Favorite natural colors include brown, green pumpkin or watermelon.
Topwater lures are his second choice.
“Try a frog or hard baits like a popper, Rico or Splash-It,” Stone said. “I work a Pop-R by pop-popping it, then wait 20 or 30 seconds. Bass will sit and watch it like a shark. Pop it again and they’ll roll up on it. But it has to have a skirt to cover the back treble.”
He also likes topwater lures with walking action when retrieved across shallow (1- to 3-feet-deep) red clay points.
“Late May and June are when the shad spawn starts,” he said. “I like to throw a walking bait on calm days (across points).”
Stone’s favorite frog lure to work at blowdowns is black with a black-nickel double-frog hook.
“I’ll also fish a 5-inch fluke (clear with black metal flake) or (shallow-diving) crankbait in bluegill colors (green back, chartreuse sides, white glitter),” he said.
A 48-year-old veteran angler, three-time Red Man All-American qualifier, five-time FLW Championship qualifier and FLW Tour Championship winner, Richardson said Stone’s topwater lures are effective.
But Richardson put buzzbaits at the top of his batting order.
“You can cover a lot of water with a buzzbait,” he said. “In the postspawn, bass will chase topwater baits on the high spots of shoals.”
If a bass misses a buzzbait, Richardson often casts a floating worm or light Carolina-rigged lizard at the same spot.
He said after-spawn bass favor medium-deep flats with stumps or pea gravel.
“Bass typically relate to rocks more than wood,” he said.

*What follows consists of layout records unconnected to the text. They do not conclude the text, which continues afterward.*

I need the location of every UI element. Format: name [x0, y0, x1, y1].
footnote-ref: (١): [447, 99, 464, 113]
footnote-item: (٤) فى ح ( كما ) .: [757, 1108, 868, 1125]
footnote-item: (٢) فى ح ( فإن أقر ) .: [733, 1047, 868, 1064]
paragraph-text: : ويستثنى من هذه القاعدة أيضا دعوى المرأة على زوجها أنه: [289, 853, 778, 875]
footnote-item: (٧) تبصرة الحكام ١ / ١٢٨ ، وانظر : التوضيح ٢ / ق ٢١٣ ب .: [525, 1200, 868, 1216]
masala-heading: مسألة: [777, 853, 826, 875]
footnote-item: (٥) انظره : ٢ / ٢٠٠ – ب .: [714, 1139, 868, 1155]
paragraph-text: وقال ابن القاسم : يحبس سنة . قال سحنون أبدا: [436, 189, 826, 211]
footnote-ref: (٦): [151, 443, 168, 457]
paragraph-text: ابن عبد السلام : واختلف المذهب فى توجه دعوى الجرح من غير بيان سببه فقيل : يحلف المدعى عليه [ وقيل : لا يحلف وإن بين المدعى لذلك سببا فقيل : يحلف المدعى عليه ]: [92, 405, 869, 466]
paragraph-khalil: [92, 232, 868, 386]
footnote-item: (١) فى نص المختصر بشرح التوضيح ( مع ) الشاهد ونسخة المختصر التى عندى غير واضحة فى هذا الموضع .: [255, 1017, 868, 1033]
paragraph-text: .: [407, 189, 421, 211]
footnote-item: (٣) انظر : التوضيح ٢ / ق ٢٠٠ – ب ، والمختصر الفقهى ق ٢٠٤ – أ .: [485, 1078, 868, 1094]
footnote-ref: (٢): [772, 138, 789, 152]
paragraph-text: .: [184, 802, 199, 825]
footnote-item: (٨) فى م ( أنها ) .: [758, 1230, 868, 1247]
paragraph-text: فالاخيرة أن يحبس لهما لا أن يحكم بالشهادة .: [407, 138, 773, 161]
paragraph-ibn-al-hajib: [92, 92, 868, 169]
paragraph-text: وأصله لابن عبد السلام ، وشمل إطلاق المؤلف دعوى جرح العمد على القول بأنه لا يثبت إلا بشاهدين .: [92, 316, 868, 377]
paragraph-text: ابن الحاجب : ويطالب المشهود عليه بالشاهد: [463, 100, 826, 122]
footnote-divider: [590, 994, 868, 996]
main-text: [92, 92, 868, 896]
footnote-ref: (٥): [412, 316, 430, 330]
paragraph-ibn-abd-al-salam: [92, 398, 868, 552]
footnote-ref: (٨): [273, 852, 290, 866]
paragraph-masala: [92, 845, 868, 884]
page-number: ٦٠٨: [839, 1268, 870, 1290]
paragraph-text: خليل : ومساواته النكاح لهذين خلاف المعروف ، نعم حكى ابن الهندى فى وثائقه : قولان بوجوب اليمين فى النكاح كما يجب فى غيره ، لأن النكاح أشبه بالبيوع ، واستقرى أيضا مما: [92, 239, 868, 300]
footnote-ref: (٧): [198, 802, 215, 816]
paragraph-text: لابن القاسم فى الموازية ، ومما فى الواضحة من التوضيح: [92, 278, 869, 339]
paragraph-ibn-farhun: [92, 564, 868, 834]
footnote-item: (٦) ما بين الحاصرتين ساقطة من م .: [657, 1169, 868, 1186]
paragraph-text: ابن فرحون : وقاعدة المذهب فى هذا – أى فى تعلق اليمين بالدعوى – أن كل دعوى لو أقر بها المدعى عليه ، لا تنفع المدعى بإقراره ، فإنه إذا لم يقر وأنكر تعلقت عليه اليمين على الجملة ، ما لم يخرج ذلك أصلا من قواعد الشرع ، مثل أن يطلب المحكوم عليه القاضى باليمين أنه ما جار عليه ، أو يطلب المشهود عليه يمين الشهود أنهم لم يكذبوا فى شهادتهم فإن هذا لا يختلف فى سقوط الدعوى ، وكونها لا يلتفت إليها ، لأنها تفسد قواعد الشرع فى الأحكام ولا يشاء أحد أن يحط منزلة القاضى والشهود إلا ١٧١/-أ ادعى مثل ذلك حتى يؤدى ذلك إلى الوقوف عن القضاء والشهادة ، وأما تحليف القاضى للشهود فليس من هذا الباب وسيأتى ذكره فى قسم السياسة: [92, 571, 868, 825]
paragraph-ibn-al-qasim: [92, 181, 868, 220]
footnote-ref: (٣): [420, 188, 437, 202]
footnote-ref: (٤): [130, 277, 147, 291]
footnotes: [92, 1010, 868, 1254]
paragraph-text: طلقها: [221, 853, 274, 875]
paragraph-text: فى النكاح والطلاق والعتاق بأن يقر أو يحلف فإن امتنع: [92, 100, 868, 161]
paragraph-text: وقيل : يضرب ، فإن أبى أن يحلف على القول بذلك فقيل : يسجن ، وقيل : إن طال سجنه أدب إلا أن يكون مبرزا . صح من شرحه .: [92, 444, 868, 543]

Thomas agreed Pop-Rs and buzzbaits are effective postspawn lures but added Zara Spook Juniors and Chug Bugs.
“And I’ll throw a spinnerbait when the (threadfin) shad spawn is going on in late May,” he said.
He prefers a ½- to ¾-ounce double willow-leaf spinnerbait with white/chartreuse gold or chrome/silver blades to toss near rocks.
“Herring or alewives have changed bass fishing at many lakes,” Richardson said. “They’ll school over deep water in summer. Walk-the-dog baits or 5-inch flukes on top will catch them.”